O Paraná vai funcionar como área intermediária de segurança para impedir a entrada da febre aftosa na região Sul do País. Essa garantia foi dada em Paris, pelo Ministério da Agricultura, durante reunião anual do Instituto de Epizootias, como estratégia para que os Estados de Santa Catarina e Rio Grande do Sul consigam ainda esse ano a declaração de área livre contra febre aftosa com vacinação.
Para o diretor de Defesa Sanitária Animal da Secretaria da Agricultura, Felizberto Queiroz Batista, esse procedimento até beneficia o Paraná porque é um reconhecimento de que as condições sanitárias aqui no Estado estão realmente boas, comparando com o restante do País. Na verdade essa transição será por pouco tempo porque o Paraná vai fazer o exame de sorologia para comprovar a ausência de vírus da febre aftosa nos rebanhos e com isso também estará apto a pedir a mesma declaração que Rio Grande do Sul e Santa Catarina estão pleiteando, até o final do ano.
‘‘Tampão’’ Como Estado-tampão, o Paraná vai impedir a entrada de animais vindos de outros Estados com direção ao Rio Grande do Sul e Santa Catarina. Isso não significa que o Defis irá montar barreiras nas divisas dos estados com o Mato Grosso do Sul e São Paulo, que são os limites ao Norte e Noroeste, explicou Batista. Pelo contrário, o trânsito será impedido na origem ou seja os animais não serão enviados para o Sul.

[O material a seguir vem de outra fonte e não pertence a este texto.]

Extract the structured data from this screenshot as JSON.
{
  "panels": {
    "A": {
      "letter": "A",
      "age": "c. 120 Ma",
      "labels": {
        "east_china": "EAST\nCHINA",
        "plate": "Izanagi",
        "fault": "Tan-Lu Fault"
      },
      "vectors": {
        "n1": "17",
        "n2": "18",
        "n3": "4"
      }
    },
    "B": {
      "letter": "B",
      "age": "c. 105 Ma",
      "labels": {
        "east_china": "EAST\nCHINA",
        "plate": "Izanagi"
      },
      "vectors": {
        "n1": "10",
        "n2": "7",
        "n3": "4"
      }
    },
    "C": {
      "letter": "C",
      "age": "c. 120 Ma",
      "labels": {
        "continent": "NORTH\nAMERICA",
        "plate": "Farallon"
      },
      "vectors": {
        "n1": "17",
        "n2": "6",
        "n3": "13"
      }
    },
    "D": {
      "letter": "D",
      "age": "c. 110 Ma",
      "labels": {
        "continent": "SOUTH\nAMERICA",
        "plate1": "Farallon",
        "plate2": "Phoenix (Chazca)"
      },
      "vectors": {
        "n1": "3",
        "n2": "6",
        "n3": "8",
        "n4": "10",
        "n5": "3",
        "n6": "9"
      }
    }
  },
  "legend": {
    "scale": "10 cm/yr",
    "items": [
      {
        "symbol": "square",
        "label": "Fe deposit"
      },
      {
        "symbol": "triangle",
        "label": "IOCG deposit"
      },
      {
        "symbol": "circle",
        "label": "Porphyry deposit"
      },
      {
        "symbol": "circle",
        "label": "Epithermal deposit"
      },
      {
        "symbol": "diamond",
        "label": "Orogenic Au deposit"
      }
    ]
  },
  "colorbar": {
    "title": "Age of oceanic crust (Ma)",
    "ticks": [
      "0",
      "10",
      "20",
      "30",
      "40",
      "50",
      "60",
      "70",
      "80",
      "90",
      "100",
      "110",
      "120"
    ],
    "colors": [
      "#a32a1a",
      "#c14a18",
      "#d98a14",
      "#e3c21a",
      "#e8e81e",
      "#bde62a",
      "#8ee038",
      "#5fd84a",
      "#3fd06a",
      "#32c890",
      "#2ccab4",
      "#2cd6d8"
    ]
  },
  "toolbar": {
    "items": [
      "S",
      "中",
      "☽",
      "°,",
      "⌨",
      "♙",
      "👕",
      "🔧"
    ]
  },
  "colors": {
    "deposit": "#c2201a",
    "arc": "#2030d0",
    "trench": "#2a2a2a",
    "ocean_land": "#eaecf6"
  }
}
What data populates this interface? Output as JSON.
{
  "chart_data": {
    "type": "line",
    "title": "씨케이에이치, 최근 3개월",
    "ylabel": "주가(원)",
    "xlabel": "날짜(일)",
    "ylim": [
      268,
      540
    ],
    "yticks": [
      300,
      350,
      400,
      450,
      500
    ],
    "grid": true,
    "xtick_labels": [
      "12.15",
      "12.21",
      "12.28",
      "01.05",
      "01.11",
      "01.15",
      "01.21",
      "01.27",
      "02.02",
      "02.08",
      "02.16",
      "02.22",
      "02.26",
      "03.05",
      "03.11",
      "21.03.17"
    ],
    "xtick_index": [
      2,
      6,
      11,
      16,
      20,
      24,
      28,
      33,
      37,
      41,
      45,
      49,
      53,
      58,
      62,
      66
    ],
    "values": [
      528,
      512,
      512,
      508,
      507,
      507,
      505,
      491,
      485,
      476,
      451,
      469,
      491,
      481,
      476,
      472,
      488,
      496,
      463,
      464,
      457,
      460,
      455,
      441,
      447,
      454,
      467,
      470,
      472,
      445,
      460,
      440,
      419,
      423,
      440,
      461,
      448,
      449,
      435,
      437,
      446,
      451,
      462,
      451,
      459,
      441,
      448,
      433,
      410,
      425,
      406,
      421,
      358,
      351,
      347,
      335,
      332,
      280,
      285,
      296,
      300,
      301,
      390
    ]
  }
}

Para regulamentar essa situação, o Ministério da Agricultura baixou a portaria 57/97, que inicialmente foi mal interpretada, dando a impressão de que o trânsito de animais para o Sul estava novamente impedido. Para Felizberto Batista essa portaria até melhora a anterior de número 107 porque permite a entrada de animais paranaenses, nascidos e criados ou que tenham permanecido no Estado nos últimos dois anos.
Na verdade essa portaria é válida para todo o País, proibindo a entrada de animais nos dois Estados do Sul, só que na sequência começa a abrir precedentes para o Paraná porque corrige falhas da portaria anterior, que foi motivo de desentendimentos entre o Paraná e os dois Estados do Sul no ano passado, explicou Batista. As medidas da portaria que exigem a apresentação de exame sorológico negativo para febre aftosa, de quarentena na região de origem, de transporte de carga (animais e produtos de origem animal) lacrada por veterinário do serviço oficial, de transporte de animais acompanhado de guias de trânsito e passagem permitida somente para suínos procedentes de granjas certificadas são necessárias para a manutenção das condições sanitárias de Rio Grande do Sul e Santa Catarina.
Aliás, 50% das granjas que criam animais para reprodução no Paraná são certificadas, o que revela a alta tecnologia adotada no Estado e os outros 50% estão em fase de obter o certificado. Segundo Batista, o próprio Paraná manifestou seu interesse na decretação dessa portaria, porque reafirma a necessidade de se manter aqui uma barreira protetora que realmente vai impedir o avanço da doença.